Protein dan asam nukleat membutuhkan lebih banyak ATP dibandingkan dengan
polisakarida. Protein dan asam nukleat ini lebih banyak terdapat pada sel-sel
yang aktif tumbuh dibandingkan dengan pada sel-sel dewasa. Pada sel-sel dewasa
lebih banyak polisakarida yang terkandung.
BAB III
PENUTUP
1. Kesimpulan
Tumbuhan
sebagai salah satu komponen mahluk hidup, tentunya akan melakukan proses
kehidupan seperti pertumbuhan dan perkembangan. Proses hidup pertumbuhan tersebut, tentunya dilakukan oleh
struktur penyusun tubuh tumbuhan secara anatomis dan fisiologis. Proses fisiologi tumbuhan
yang sangat penting dalam penyediaan bahan organik sebagai bahan metabolisme
adalah proses fotosintesis. Kemampuan ini salah satunya dintentukan oleh
ketersedian cahaya untuk mampu melakukan eksitasi
elektron dalam proses fotosistem II yang akan didistribusikan kepada fotosistem
I. Elektron tersebut didapatkan dari hasil pemecahan unsur air, sehingga akan
dihasilkan adanya oksigen. Cahaya yang begitu penting diserap oleh klorofil
yang ada di organ daun dan di dalam organel sel yang namanya plastida. Spektrum
cahaya yang mampu diserap hanyalah cahaya yang tampak.
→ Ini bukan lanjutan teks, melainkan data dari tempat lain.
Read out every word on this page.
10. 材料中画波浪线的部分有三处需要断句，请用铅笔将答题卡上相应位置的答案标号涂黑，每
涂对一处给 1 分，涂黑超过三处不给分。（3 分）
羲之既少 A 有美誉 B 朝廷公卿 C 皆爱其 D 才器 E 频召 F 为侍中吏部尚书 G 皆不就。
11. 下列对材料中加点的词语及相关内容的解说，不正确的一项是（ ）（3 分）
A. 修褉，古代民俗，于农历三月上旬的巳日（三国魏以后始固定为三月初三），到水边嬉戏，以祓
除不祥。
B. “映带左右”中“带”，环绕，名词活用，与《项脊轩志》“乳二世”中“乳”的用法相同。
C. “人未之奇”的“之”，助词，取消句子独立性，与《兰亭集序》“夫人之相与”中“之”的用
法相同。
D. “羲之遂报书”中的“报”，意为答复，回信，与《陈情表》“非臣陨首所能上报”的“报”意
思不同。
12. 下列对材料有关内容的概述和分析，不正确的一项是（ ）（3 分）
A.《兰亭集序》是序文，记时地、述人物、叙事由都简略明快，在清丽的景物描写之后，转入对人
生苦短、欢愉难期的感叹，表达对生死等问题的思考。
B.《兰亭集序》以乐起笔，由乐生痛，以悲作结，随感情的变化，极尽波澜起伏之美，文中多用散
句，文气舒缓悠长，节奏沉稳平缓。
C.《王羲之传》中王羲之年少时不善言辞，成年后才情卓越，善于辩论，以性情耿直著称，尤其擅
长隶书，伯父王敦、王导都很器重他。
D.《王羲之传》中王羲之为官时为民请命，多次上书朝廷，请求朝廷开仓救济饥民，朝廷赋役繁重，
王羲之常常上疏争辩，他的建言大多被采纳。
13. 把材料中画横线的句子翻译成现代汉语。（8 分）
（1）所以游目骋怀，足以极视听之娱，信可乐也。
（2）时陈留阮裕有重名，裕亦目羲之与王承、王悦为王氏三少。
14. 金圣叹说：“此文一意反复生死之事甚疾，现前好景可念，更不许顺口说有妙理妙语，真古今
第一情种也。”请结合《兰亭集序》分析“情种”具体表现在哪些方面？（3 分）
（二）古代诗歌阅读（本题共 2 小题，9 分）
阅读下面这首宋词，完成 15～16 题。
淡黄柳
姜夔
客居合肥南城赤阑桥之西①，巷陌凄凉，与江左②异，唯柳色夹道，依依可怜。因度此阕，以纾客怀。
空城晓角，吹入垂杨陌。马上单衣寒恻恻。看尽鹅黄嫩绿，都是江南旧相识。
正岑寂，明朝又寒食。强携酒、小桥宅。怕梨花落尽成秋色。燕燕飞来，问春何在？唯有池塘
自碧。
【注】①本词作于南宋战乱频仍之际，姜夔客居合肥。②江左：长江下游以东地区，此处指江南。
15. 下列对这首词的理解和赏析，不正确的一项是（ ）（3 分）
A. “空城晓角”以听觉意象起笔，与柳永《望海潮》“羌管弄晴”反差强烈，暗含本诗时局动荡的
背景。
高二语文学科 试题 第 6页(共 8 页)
Anabolisme yang disebut fotosintesis tersebut
dipengaruhi oleh faktor-faktor baik yang bersifat internal maupun yang bersifat
eksternal. Kecepatan fotosintesis tentunya akan dinamis tergantung pada tingkat
pengaruh faktor internal dan eksternal. Faktor eksternal atau lazim dikatakan
faktor luar/lingkungan terdiri dari konsentrasi karbondioksida, persediaan air,
intensitas cahaya dan suhu. Meskipun demikian pentingnya faktor-faktor
tersebut, namun faktor yang berasal dari diri tumbuhan itupun (internal) tidak
kalah pentingnya yaitu seperti resistensi di dalam daun terhadap difusi gas
bebas, penimbunan hasil fotosintesis, lebar daun dan tebal daun.
2. Saran
Kami mengharapkan adanya proses
diskusi dalam perkuliahan akan lebih efektif dengan adanya makalah ini dan
tentunya suasan diskusipun diharapkan memberikan suasan pembelajaran yang lebih
konstruktif dan produktif.
Daftar Rujukan
Dardjat S, Siregar A H. 1990. Dasar-dasar
Fisiologi Tumbuhan. Bandung: Institut Teknologi Bandung. hlm 18-32.
Loveless A R. 1991. Prinsip-Prinsip
Biologi Tumbuhan Untuk Daerah Tropik 1. Jakarta: PT Gramedia Pustaka Utama.
hlm: 48, 141, 148, 161-163.
Salisbury F B, Ross W R. F. 1992. Fisiologi
Tumbuhan Jilid 1. Bandung: Penerbit ITB Bandung. hlm 30-31.